1. La justice et la tempérance impliquent dans leur raison même ce qui fait louer la vertu, à savoir l'égalité et la modération des convoitises ; et c'est pourquoi elles ne sont jamais prises en mauvaise part. Tandis que le mot de prudence dérive de prévoyance, nous l'avons dit plus haute. Or, celle-ci peut s'étendre même au mal. C'est pourquoi, bien que la prudence sans autre qualification soit prise en bonne part, elle peut moyennant une addition recevoir un sens défavorable. C'est ainsi que la prudence de la chair est le nom d'un péché.
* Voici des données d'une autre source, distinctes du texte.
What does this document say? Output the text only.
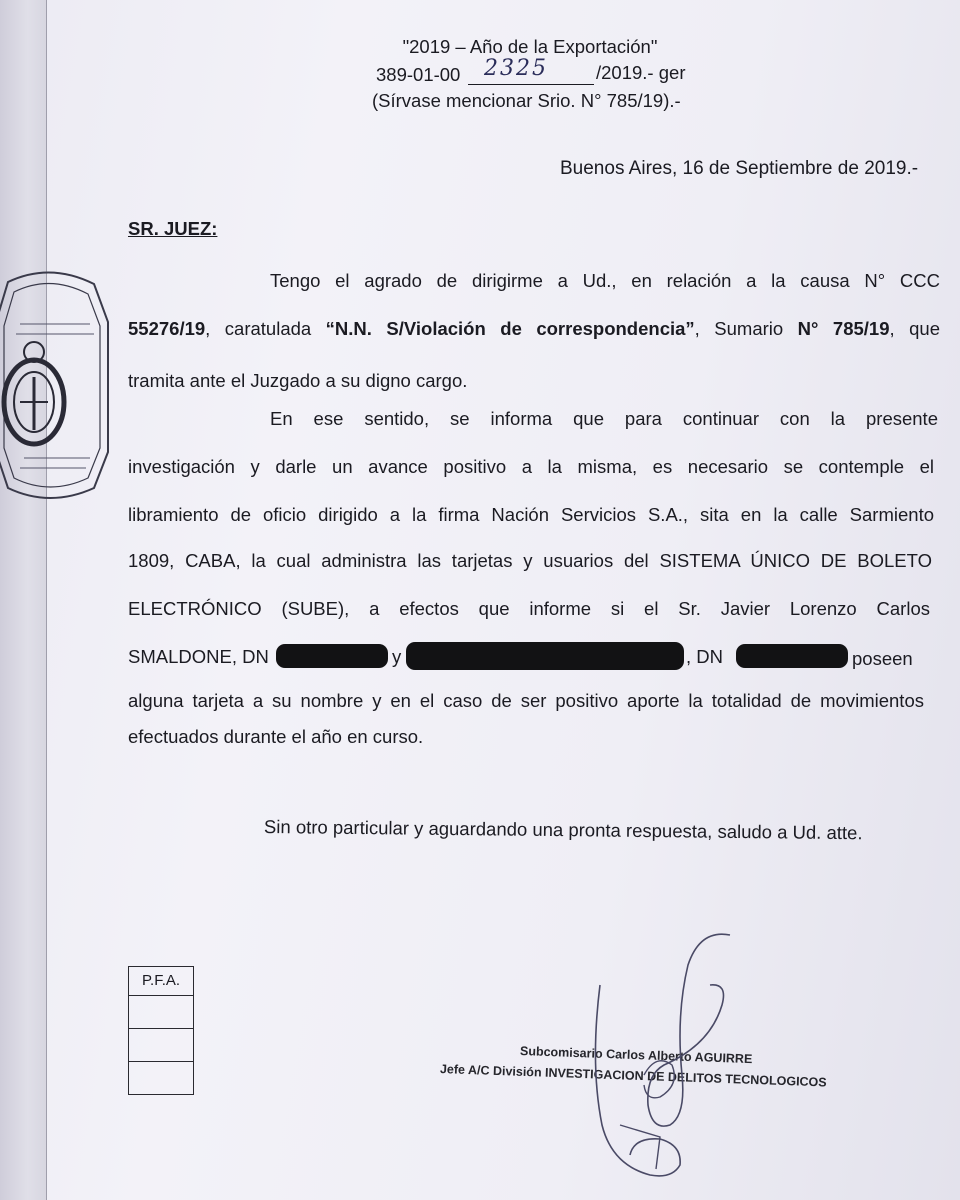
"2019 – Año de la Exportación"
389-01-00 2325	/2019.- ger
(Sírvase mencionar Srio. N° 785/19).-
Buenos Aires, 16 de Septiembre de 2019.-
SR. JUEZ:
Tengo el agrado de dirigirme a Ud., en relación a la causa N° CCC
55276/19, caratulada “N.N. S/Violación de correspondencia”, Sumario N° 785/19, que
tramita ante el Juzgado a su digno cargo.
En ese sentido, se informa que para continuar con la presente
investigación y darle un avance positivo a la misma, es necesario se contemple el
libramiento de oficio dirigido a la firma Nación Servicios S.A., sita en la calle Sarmiento
1809, CABA, la cual administra las tarjetas y usuarios del SISTEMA ÚNICO DE BOLETO
ELECTRÓNICO (SUBE), a efectos que informe si el Sr. Javier Lorenzo Carlos
SMALDONE, DN	y	, DN	poseen
alguna tarjeta a su nombre y en el caso de ser positivo aporte la totalidad de movimientos
efectuados durante el año en curso.
Sin otro particular y aguardando una pronta respuesta, saludo a Ud. atte.
P.F.A.
Subcomisario Carlos Alberto AGUIRRE
Jefe A/C División INVESTIGACION DE DELITOS TECNOLOGICOS
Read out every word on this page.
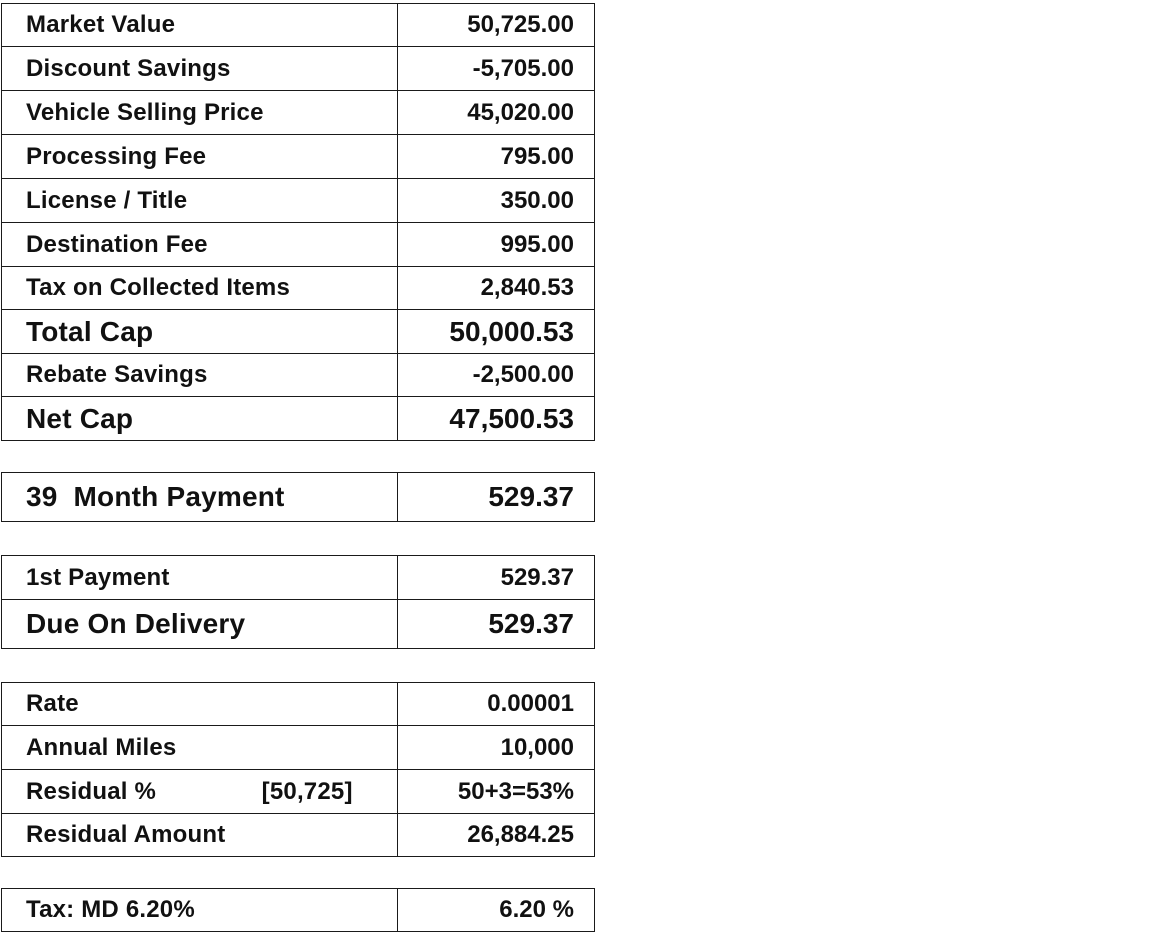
Market Value	50,725.00
Discount Savings	-5,705.00
Vehicle Selling Price	45,020.00
Processing Fee	795.00
License / Title	350.00
Destination Fee	995.00
Tax on Collected Items	2,840.53
Total Cap	50,000.53
Rebate Savings	-2,500.00
Net Cap	47,500.53
39  Month Payment	529.37
1st Payment	529.37
Due On Delivery	529.37
Rate	0.00001
Annual Miles	10,000
Residual % [50,725]	50+3=53%
Residual Amount	26,884.25
Tax: MD 6.20%	6.20 %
2. La chair est pour l'âme, comme la matière est pour la forme, et l'instrument pour l'agent principal. Aussi aime-t-on licitement la chair pour qu'elle soit ordonnée au bien de l'âme comme à sa fin. Mais si l'on va jusqu'à établir sa fin dernière dans le bien de la chair, l'amour qu'on a pour elle sera désordonné et illicite. Et c'est de cette manière que la prudence de la chair s'ordonne à l'amour de la chair.

3. Le diable nous tente non en devenant désirable, mais par ses suggestions. C'est pourquoi, puisque la prudence implique l'ordre à une fin désirable, on ne parle pas d'une prudence du diable comme on parle d'une prudence en rapport avec quelque fin mauvaise, en raison de laquelle le monde et la chair nous tentent : car on veut dire par là que les biens du monde et de la chair s'offrent à nos désirs. C'est pourquoi l'on parle d'une prudence de la chair et aussi d'une prudence du monde, selon ce texte de Luc (16, 8) : " Les fils de ce siècle sont plus prudents entre eux, etc. " S. Paul, pour son compte, renferme tout dans la prudence de la chair, car même les biens extérieurs du monde, c'est à cause de la chair que nous les convoitons.

On peut dire néanmoins ceci : Parce que la prudence est une sorte de sagesse, nous l'avons reconnu plus haut, on peut entendre une triple prudence conformément aux trois tentations. Aussi S. Jacques (3, 15) parle-t-il d'une sagesse terrestre, animale, diabolique comme on l'a exposé plus haut en traitant de la sagesse. ", Quest. 55, art.1.